Bref, comme j’avais l’impression que le récit n’avançait pas et que j’avais du mal à tout suivre, j’ai fini par abandonner.

La petite Fadette – George Sand

Des récits paysans de George Sand, il y en a deux que je relis toujours avec plaisir, c’est François le champi et cette Petite Fadette. Ce sont deux histoires d’amour simples, mais reprenant le même thème, celui de la différence. Dans les deux, on a un individu jugé pour son apparence et/ou sa famille et non sur ses actions.

L’intérêt particulier de celui-là est cette histoire de jumeaux ou plutôt de « bessons », c’est-à-dire des jumeaux « vrais » aux caractères si différents qu’ils finissent par ne plus se ressembler physiquement.

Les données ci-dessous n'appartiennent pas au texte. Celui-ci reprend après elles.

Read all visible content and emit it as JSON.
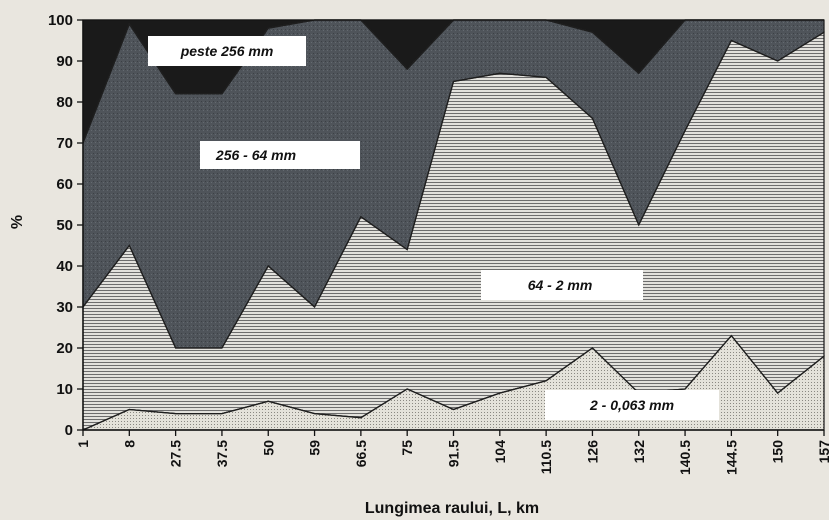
{
  "chart_data": {
    "type": "area",
    "stacked": true,
    "title": "",
    "xlabel": "Lungimea raului, L, km",
    "ylabel": "%",
    "ylim": [
      0,
      100
    ],
    "yticks": [
      0,
      10,
      20,
      30,
      40,
      50,
      60,
      70,
      80,
      90,
      100
    ],
    "categories": [
      "1",
      "8",
      "27.5",
      "37.5",
      "50",
      "59",
      "66.5",
      "75",
      "91.5",
      "104",
      "110.5",
      "126",
      "132",
      "140.5",
      "144.5",
      "150",
      "157"
    ],
    "cumulative_boundaries": [
      {
        "name": "2 - 0,063 mm",
        "values": [
          0,
          5,
          4,
          4,
          7,
          4,
          3,
          10,
          5,
          9,
          12,
          20,
          9,
          10,
          23,
          9,
          18
        ]
      },
      {
        "name": "64 - 2 mm",
        "values": [
          30,
          45,
          20,
          20,
          40,
          30,
          52,
          44,
          85,
          87,
          86,
          76,
          50,
          73,
          95,
          90,
          97
        ]
      },
      {
        "name": "256 - 64 mm",
        "values": [
          70,
          99,
          82,
          82,
          98,
          100,
          100,
          88,
          100,
          100,
          100,
          97,
          87,
          100,
          100,
          100,
          100
        ]
      },
      {
        "name": "peste 256 mm",
        "values": [
          100,
          100,
          100,
          100,
          100,
          100,
          100,
          100,
          100,
          100,
          100,
          100,
          100,
          100,
          100,
          100,
          100
        ]
      }
    ],
    "legend": "labels inside bands",
    "grid": false,
    "colors": {
      "peste_256": "#1a1a1a",
      "256_64": "#4f545a",
      "64_2": "#c9c9c7",
      "2_0063": "#dcdad3",
      "below": "#cfcfcf",
      "label_box": "#ffffff"
    }
  }
}
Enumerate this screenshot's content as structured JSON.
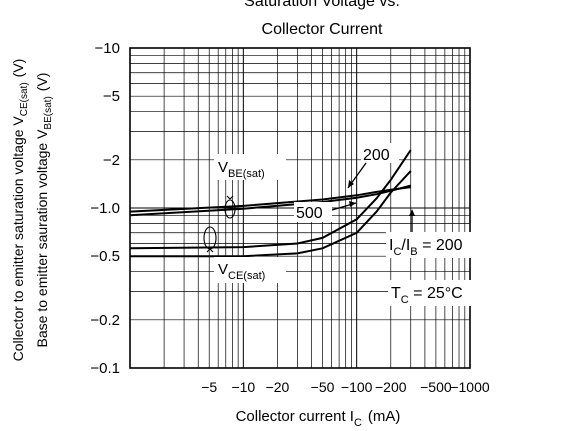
{
  "chart_data": {
    "type": "line",
    "title_line1": "Saturation Voltage vs.",
    "title_line2": "Collector Current",
    "xlabel_main": "Collector current  I",
    "xlabel_sub": "C",
    "xlabel_unit": "(mA)",
    "ylabel_outer": "Collector to emitter saturation voltage  V",
    "ylabel_outer_sub": "CE(sat)",
    "ylabel_outer_unit": "(V)",
    "ylabel_inner": "Base to emitter sauration voltage  V",
    "ylabel_inner_sub": "BE(sat)",
    "ylabel_inner_unit": "(V)",
    "x_scale": "log",
    "y_scale": "log",
    "x_magnitude_range": [
      1,
      1000
    ],
    "y_magnitude_range": [
      0.1,
      10
    ],
    "x_ticks": [
      {
        "v": 5,
        "label": "−5"
      },
      {
        "v": 10,
        "label": "−10"
      },
      {
        "v": 20,
        "label": "−20"
      },
      {
        "v": 50,
        "label": "−50"
      },
      {
        "v": 100,
        "label": "−100"
      },
      {
        "v": 200,
        "label": "−200"
      },
      {
        "v": 500,
        "label": "−500"
      },
      {
        "v": 1000,
        "label": "−1000"
      }
    ],
    "y_ticks": [
      {
        "v": 10,
        "label": "−10"
      },
      {
        "v": 5,
        "label": "−5"
      },
      {
        "v": 2,
        "label": "−2"
      },
      {
        "v": 1,
        "label": "−1.0"
      },
      {
        "v": 0.5,
        "label": "−0.5"
      },
      {
        "v": 0.2,
        "label": "−0.2"
      },
      {
        "v": 0.1,
        "label": "−0.1"
      }
    ],
    "grid": true,
    "series": [
      {
        "group": "VBE(sat)",
        "ratio": "500",
        "x": [
          1,
          10,
          50,
          100,
          150,
          200,
          300
        ],
        "y": [
          0.95,
          1.03,
          1.13,
          1.2,
          1.26,
          1.3,
          1.35
        ]
      },
      {
        "group": "VBE(sat)",
        "ratio": "200",
        "x": [
          1,
          10,
          50,
          100,
          150,
          200,
          300
        ],
        "y": [
          0.9,
          0.99,
          1.09,
          1.16,
          1.22,
          1.28,
          1.38
        ]
      },
      {
        "group": "VCE(sat)",
        "ratio": "500",
        "x": [
          1,
          10,
          30,
          50,
          100,
          150,
          200,
          300
        ],
        "y": [
          0.56,
          0.57,
          0.6,
          0.65,
          0.85,
          1.15,
          1.5,
          2.3
        ]
      },
      {
        "group": "VCE(sat)",
        "ratio": "200",
        "x": [
          1,
          10,
          30,
          50,
          100,
          150,
          200,
          300
        ],
        "y": [
          0.5,
          0.5,
          0.52,
          0.56,
          0.7,
          0.95,
          1.25,
          1.7
        ]
      }
    ],
    "annotations": {
      "vbe_main": "V",
      "vbe_sub": "BE(sat)",
      "vce_main": "V",
      "vce_sub": "CE(sat)",
      "label_200": "200",
      "label_500": "500",
      "ratio_a": "I",
      "ratio_a_sub": "C",
      "ratio_b": "/I",
      "ratio_b_sub": "B",
      "ratio_value": " = 200",
      "temp_main": "T",
      "temp_sub": "C",
      "temp_value": " = 25°C"
    }
  }
}
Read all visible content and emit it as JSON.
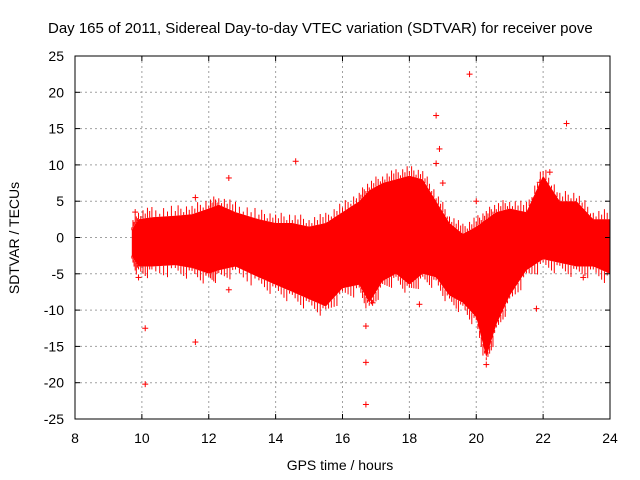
{
  "chart_data": {
    "type": "scatter",
    "title": "Day 165 of 2011, Sidereal Day-to-day VTEC variation (SDTVAR) for receiver pove",
    "xlabel": "GPS time / hours",
    "ylabel": "SDTVAR / TECUs",
    "xlim": [
      8,
      24
    ],
    "ylim": [
      -25,
      25
    ],
    "xticks": [
      8,
      10,
      12,
      14,
      16,
      18,
      20,
      22,
      24
    ],
    "yticks": [
      -25,
      -20,
      -15,
      -10,
      -5,
      0,
      5,
      10,
      15,
      20,
      25
    ],
    "xtick_labels": [
      "8",
      "10",
      "12",
      "14",
      "16",
      "18",
      "20",
      "22",
      "24"
    ],
    "ytick_labels": [
      "-25",
      "-20",
      "-15",
      "-10",
      "-5",
      "0",
      "5",
      "10",
      "15",
      "20",
      "25"
    ],
    "grid": true,
    "marker": "+",
    "series_color": "#ff0000",
    "envelope": {
      "name": "dense data band",
      "points": [
        {
          "x": 9.7,
          "upper": 1.0,
          "lower": -2.5
        },
        {
          "x": 9.9,
          "upper": 2.5,
          "lower": -4.0
        },
        {
          "x": 10.3,
          "upper": 2.8,
          "lower": -4.0
        },
        {
          "x": 11.0,
          "upper": 3.0,
          "lower": -3.8
        },
        {
          "x": 11.5,
          "upper": 3.2,
          "lower": -4.2
        },
        {
          "x": 12.0,
          "upper": 4.0,
          "lower": -5.0
        },
        {
          "x": 12.3,
          "upper": 4.5,
          "lower": -4.5
        },
        {
          "x": 12.8,
          "upper": 3.5,
          "lower": -4.0
        },
        {
          "x": 13.5,
          "upper": 2.5,
          "lower": -5.5
        },
        {
          "x": 14.0,
          "upper": 2.0,
          "lower": -6.5
        },
        {
          "x": 14.5,
          "upper": 2.0,
          "lower": -7.5
        },
        {
          "x": 15.0,
          "upper": 1.5,
          "lower": -8.5
        },
        {
          "x": 15.5,
          "upper": 2.0,
          "lower": -9.5
        },
        {
          "x": 16.0,
          "upper": 3.5,
          "lower": -7.0
        },
        {
          "x": 16.5,
          "upper": 5.0,
          "lower": -6.5
        },
        {
          "x": 16.8,
          "upper": 6.5,
          "lower": -9.0
        },
        {
          "x": 17.2,
          "upper": 7.5,
          "lower": -6.0
        },
        {
          "x": 17.6,
          "upper": 8.0,
          "lower": -5.0
        },
        {
          "x": 18.0,
          "upper": 8.5,
          "lower": -6.5
        },
        {
          "x": 18.4,
          "upper": 8.0,
          "lower": -5.0
        },
        {
          "x": 18.8,
          "upper": 5.0,
          "lower": -5.5
        },
        {
          "x": 19.2,
          "upper": 2.0,
          "lower": -8.0
        },
        {
          "x": 19.6,
          "upper": 0.5,
          "lower": -9.0
        },
        {
          "x": 20.0,
          "upper": 1.5,
          "lower": -11.0
        },
        {
          "x": 20.3,
          "upper": 2.5,
          "lower": -16.5
        },
        {
          "x": 20.6,
          "upper": 3.5,
          "lower": -12.0
        },
        {
          "x": 21.0,
          "upper": 4.0,
          "lower": -8.0
        },
        {
          "x": 21.5,
          "upper": 3.5,
          "lower": -4.5
        },
        {
          "x": 22.0,
          "upper": 8.5,
          "lower": -3.0
        },
        {
          "x": 22.5,
          "upper": 5.0,
          "lower": -3.5
        },
        {
          "x": 23.0,
          "upper": 5.0,
          "lower": -4.0
        },
        {
          "x": 23.5,
          "upper": 2.5,
          "lower": -4.0
        },
        {
          "x": 24.0,
          "upper": 2.5,
          "lower": -5.0
        }
      ]
    },
    "outliers": [
      {
        "x": 10.1,
        "y": -20.2
      },
      {
        "x": 10.1,
        "y": -12.5
      },
      {
        "x": 9.9,
        "y": -5.5
      },
      {
        "x": 9.8,
        "y": 3.5
      },
      {
        "x": 11.6,
        "y": -14.4
      },
      {
        "x": 11.6,
        "y": 5.5
      },
      {
        "x": 12.6,
        "y": 8.2
      },
      {
        "x": 12.6,
        "y": -7.2
      },
      {
        "x": 14.6,
        "y": 10.5
      },
      {
        "x": 14.6,
        "y": -7.3
      },
      {
        "x": 16.7,
        "y": -23.0
      },
      {
        "x": 16.7,
        "y": -17.2
      },
      {
        "x": 16.7,
        "y": -12.2
      },
      {
        "x": 16.9,
        "y": -9.0
      },
      {
        "x": 18.3,
        "y": -9.2
      },
      {
        "x": 18.8,
        "y": 16.8
      },
      {
        "x": 18.9,
        "y": 12.2
      },
      {
        "x": 18.8,
        "y": 10.2
      },
      {
        "x": 19.0,
        "y": 7.5
      },
      {
        "x": 19.8,
        "y": 22.5
      },
      {
        "x": 20.0,
        "y": 5.0
      },
      {
        "x": 20.3,
        "y": -17.5
      },
      {
        "x": 21.8,
        "y": -9.8
      },
      {
        "x": 21.9,
        "y": 7.6
      },
      {
        "x": 22.2,
        "y": 9.0
      },
      {
        "x": 22.7,
        "y": 15.7
      },
      {
        "x": 23.2,
        "y": -5.5
      }
    ]
  }
}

Odette Toulemonde – Éric-Emmanuel Schmitt

Huit portraits de femmes, subtils, riches, émouvants. De Wanda Winnipeg, riche bourgeoise qui retrouve son premier amant, souvenir de lorsqu’elle n’était encore qu’une gamine pauvre à ce Plus beau livre du monde, témoignage de femmes déportées en Sibérie au temps de Staline, on entre dans la tête et la vie d’êtres humains complexes et aux désirs contradictoires. Un coup de cœur.

M. D’Outremort – Maurice Renard

Sauf de nom, je ne connaissais pas cet écrivain français de fantastique et de science-fiction. La lecture de ce recueil de nouvelles a été une très bonne surprise. On y trouve cinq textes d’inspiration très diverse, tout aussi plaisants à lire les uns que les autres.
Dans la nouvelle titre, M. D’Outremort, on a plutôt affaire à de l’anticipation, puisque l’auteur utilise une invention qui existait à peine à son époque : la télécommande.
La Cantatrice nous emmène dans la mythologie grecque, tandis que L’Homme au corps subtil regarde du côté de la science-fiction.
Le Brouillard du 26 octobre flirte avec les romans préhistoriques, et la dernière, La Gloire du Comacchio, nous plonge dans la sorcellerie et l’atmosphère empoisonnée du XVIe siècle à Ferrare, en Italie.